Andrew was fighting for you. He was fighting for the everyday average American who cared passionately about the direction of their country only to be met with accusations of “racist” and “domestic terrorist” and “tea-bagger” from the elitist political and media figures of the time. Breitbart fought back. His war was against those elites and on behalf of the people who didn’t have that voice.

Enter Trump. 

You may like his policies but you hate his combativeness. You wish he’d put down the Twitter. You cringe when he riffs at his rallies going after the media and his critics with the schoolyard tactics of the crass New Yorker that he is. 

But look a little deeper. More often than not, the president employs these tactics because he’s attacking people who’ve attacked his voters. He’s fighting the same war Breitbart declared all those years ago. 

“You call my supporters ‘racists’ and ‘Nazis’ and ‘uneducated’ and ‘crazies’ and claim they’re violent at my rallies and call for them to be publicly stalked and verbally assaulted just because they support me?” 

“F**k you.”


And Trump says it with a smile. The same confident and whimsical smile that Breitbart employed. 
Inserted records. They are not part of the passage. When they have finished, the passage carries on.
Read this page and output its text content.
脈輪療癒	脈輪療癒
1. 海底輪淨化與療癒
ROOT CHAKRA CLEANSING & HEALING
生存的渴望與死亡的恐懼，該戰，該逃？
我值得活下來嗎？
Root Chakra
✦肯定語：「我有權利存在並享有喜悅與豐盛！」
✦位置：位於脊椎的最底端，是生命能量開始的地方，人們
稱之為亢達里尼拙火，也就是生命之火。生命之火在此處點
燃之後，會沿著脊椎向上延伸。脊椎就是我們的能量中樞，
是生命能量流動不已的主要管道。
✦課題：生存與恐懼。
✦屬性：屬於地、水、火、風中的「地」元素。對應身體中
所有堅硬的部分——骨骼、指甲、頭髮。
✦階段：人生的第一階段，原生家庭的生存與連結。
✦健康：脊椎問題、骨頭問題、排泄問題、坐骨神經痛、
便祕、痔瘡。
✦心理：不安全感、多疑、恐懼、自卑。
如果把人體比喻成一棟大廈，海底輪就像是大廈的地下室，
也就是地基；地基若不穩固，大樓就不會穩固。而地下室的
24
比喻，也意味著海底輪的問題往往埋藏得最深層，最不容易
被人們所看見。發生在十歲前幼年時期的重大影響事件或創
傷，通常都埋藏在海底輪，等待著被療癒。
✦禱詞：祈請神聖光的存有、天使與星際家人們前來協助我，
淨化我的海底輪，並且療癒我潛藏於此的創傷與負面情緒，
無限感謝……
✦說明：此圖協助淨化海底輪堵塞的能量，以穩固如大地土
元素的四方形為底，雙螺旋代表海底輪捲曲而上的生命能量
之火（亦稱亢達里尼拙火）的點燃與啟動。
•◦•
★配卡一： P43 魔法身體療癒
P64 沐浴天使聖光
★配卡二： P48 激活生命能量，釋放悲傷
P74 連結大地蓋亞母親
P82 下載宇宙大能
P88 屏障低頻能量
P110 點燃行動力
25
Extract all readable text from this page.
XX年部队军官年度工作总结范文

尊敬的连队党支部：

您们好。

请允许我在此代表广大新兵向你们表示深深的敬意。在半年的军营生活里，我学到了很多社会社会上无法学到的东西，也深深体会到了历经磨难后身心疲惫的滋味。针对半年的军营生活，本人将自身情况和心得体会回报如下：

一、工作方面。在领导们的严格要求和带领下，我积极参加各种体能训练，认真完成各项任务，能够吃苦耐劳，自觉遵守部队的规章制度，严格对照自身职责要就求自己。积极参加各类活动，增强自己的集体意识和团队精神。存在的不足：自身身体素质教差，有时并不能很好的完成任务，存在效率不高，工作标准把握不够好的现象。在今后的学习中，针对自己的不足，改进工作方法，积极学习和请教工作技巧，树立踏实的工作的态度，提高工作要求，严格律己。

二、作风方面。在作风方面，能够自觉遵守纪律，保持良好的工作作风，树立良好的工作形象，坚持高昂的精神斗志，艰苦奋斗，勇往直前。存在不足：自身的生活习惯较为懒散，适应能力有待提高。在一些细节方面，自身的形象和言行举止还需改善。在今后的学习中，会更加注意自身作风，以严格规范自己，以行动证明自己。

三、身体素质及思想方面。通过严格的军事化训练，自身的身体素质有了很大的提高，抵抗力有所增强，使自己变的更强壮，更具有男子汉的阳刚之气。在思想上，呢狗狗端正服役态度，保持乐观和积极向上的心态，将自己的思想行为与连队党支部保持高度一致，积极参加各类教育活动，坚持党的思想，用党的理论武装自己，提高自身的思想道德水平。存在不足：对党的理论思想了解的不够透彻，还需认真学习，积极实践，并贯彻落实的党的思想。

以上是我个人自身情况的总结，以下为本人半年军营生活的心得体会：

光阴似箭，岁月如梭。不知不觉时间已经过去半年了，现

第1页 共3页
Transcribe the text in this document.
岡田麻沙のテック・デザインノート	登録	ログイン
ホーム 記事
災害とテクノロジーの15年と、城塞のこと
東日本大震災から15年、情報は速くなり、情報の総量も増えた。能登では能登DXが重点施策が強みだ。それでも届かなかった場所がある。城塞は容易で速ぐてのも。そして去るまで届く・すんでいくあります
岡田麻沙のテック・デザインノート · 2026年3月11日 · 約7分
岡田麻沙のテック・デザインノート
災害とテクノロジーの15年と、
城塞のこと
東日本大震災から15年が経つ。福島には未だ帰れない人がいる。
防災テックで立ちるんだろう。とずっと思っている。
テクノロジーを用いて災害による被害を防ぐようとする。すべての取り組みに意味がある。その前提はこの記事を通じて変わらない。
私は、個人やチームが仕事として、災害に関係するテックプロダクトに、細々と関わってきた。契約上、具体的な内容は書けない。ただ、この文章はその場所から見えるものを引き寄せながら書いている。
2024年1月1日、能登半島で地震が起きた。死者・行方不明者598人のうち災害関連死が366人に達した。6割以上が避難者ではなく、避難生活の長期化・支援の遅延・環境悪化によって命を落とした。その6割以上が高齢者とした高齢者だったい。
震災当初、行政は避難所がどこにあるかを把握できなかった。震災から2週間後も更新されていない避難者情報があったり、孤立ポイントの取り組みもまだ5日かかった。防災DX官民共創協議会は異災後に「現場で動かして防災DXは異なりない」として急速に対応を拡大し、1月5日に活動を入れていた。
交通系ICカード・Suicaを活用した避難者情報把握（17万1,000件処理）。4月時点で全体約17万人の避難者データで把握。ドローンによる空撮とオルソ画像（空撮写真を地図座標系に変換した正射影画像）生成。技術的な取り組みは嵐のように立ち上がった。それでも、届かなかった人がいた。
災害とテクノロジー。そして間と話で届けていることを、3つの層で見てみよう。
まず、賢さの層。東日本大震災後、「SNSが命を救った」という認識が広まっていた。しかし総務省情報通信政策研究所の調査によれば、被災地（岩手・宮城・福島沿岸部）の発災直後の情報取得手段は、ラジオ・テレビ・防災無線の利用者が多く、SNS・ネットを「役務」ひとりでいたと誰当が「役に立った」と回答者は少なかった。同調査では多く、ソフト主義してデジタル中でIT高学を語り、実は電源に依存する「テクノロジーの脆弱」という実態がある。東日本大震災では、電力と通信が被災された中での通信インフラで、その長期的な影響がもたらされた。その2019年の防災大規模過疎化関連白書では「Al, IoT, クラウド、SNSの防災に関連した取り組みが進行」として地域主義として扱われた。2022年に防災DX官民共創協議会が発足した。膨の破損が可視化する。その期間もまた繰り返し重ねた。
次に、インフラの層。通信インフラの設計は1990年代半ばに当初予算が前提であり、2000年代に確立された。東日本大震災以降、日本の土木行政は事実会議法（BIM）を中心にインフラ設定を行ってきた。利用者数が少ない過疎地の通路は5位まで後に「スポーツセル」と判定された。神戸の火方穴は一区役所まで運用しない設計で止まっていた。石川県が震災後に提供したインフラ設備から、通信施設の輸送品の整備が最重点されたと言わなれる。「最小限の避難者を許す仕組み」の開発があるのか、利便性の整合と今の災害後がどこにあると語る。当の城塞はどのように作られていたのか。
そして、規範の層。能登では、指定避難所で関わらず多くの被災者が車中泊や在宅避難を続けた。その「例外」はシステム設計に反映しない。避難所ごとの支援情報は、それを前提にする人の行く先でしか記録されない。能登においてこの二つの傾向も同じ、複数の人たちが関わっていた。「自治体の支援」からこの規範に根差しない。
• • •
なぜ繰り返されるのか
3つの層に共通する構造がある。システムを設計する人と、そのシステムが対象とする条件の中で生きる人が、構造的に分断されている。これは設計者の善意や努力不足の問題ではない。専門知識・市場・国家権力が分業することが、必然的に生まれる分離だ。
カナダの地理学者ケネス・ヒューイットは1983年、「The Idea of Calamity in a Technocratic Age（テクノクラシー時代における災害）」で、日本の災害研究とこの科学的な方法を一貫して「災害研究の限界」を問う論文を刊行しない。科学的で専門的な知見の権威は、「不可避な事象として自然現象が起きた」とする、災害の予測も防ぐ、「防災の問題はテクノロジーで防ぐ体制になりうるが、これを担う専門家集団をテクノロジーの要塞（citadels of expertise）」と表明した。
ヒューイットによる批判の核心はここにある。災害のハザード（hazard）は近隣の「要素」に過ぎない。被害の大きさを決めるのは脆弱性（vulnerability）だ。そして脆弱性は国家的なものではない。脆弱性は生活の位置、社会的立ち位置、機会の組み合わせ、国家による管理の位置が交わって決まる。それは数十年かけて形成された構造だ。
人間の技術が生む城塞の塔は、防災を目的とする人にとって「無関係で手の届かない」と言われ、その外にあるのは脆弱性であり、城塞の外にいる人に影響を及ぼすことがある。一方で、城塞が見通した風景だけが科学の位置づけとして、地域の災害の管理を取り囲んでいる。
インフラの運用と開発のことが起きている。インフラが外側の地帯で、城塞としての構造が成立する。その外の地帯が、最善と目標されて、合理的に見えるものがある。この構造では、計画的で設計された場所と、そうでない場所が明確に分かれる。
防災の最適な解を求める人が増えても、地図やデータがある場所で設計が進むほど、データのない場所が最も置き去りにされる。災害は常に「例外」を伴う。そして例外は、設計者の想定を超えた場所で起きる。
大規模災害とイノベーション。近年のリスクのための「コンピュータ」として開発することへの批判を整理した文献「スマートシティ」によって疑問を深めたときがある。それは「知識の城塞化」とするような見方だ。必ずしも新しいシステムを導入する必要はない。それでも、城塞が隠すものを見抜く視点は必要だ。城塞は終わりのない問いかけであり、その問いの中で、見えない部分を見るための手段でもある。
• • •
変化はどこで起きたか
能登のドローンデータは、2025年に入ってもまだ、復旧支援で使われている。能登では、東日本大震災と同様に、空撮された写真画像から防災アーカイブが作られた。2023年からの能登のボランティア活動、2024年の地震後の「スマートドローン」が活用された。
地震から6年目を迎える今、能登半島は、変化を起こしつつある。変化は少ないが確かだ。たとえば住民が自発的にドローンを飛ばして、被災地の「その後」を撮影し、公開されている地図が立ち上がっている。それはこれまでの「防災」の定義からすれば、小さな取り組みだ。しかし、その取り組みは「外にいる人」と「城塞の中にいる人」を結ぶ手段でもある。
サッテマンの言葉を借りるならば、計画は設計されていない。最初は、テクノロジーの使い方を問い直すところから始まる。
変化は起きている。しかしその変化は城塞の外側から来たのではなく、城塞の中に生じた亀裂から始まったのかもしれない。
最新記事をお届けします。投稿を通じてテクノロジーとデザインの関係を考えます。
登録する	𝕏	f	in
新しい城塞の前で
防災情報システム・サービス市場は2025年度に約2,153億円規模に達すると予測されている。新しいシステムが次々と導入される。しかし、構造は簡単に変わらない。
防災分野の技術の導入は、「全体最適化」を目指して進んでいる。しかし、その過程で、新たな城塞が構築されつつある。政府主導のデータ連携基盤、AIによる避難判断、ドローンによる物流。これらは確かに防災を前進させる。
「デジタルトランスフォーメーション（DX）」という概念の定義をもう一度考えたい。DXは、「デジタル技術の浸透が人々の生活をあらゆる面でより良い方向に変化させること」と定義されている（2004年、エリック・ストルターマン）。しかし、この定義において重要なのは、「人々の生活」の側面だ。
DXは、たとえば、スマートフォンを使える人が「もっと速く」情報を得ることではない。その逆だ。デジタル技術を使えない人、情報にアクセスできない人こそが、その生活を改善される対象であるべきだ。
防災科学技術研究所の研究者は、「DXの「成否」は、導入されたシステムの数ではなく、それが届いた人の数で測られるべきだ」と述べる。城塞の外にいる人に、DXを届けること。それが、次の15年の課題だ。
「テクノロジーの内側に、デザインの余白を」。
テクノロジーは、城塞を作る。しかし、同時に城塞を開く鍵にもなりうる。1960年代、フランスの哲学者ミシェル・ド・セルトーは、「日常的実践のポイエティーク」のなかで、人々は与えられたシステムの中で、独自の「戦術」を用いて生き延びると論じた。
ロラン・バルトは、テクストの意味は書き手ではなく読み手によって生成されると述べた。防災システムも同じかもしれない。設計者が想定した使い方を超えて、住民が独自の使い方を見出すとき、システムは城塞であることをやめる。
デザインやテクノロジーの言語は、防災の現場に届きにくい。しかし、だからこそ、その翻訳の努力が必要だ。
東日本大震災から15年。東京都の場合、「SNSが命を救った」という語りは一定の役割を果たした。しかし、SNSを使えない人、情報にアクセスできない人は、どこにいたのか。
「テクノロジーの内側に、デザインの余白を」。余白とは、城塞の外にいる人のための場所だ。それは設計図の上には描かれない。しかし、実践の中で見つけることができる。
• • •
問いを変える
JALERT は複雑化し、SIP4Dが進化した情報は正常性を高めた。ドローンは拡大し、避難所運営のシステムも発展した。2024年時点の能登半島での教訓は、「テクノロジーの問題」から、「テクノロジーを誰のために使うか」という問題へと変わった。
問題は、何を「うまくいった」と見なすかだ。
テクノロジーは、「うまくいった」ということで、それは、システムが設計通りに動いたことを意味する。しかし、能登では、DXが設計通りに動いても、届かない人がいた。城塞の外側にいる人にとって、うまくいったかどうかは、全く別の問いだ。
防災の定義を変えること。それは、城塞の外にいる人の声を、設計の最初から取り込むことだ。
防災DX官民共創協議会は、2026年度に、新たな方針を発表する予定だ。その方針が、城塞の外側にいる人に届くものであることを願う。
As a person who worked with and was friends with Andrew Breitbart for so many years I am often asked “What would Andrew think of Trump?” My only honest answer is “I really don’t know.”

Let’s face it, he was incredibly unpredictable. He had his principles and was grounded in fundamental values, but he was tactically unpredictable. His friends and colleagues couldn’t really predict what he would do when he was alive we certainly shouldn’t pretend we know what he’d think years after his death. 

I feel pretty confident that he would have been frustrated with the 2016 primaries because he couldn’t wait to go after Hillary or Bernie. I know he had great respect and admiration for many of the GOP candidates and would have wanted his party to coalesce behind its nominee.

And I have the utmost confidence that one thing about then-candidate and now President Donald Trump that would resonate with him was his consistent attacks on the very same media outlets and personalities that were the favorite target of Breitbart’s. Trump understands the media and Breitbart knew that. They both knew that this was war and that the media holds a lion’s share of the ammunition. 

To fight back in this war you need to use asymmetric tactics. You need to throw everything you have every day and be ready for the next battle as soon as the last one has been fought because they’ll just keep coming. And the real target in this war is the will and spirit of the American people.

The media and the elites in our culture are trying to convince those who think a different way not to change their minds but to stay quiet and in the shadows. They don’t care if you agree they just want you to shut up and stand aside. Breitbart wouldn’t have it. He fought back. It was war. And Trump continues that fight. 

Finally we have Breitbart’s “War” declaration back in its original context. And Commander-in-chief Trump is leading the latest charge. Will you join the fight?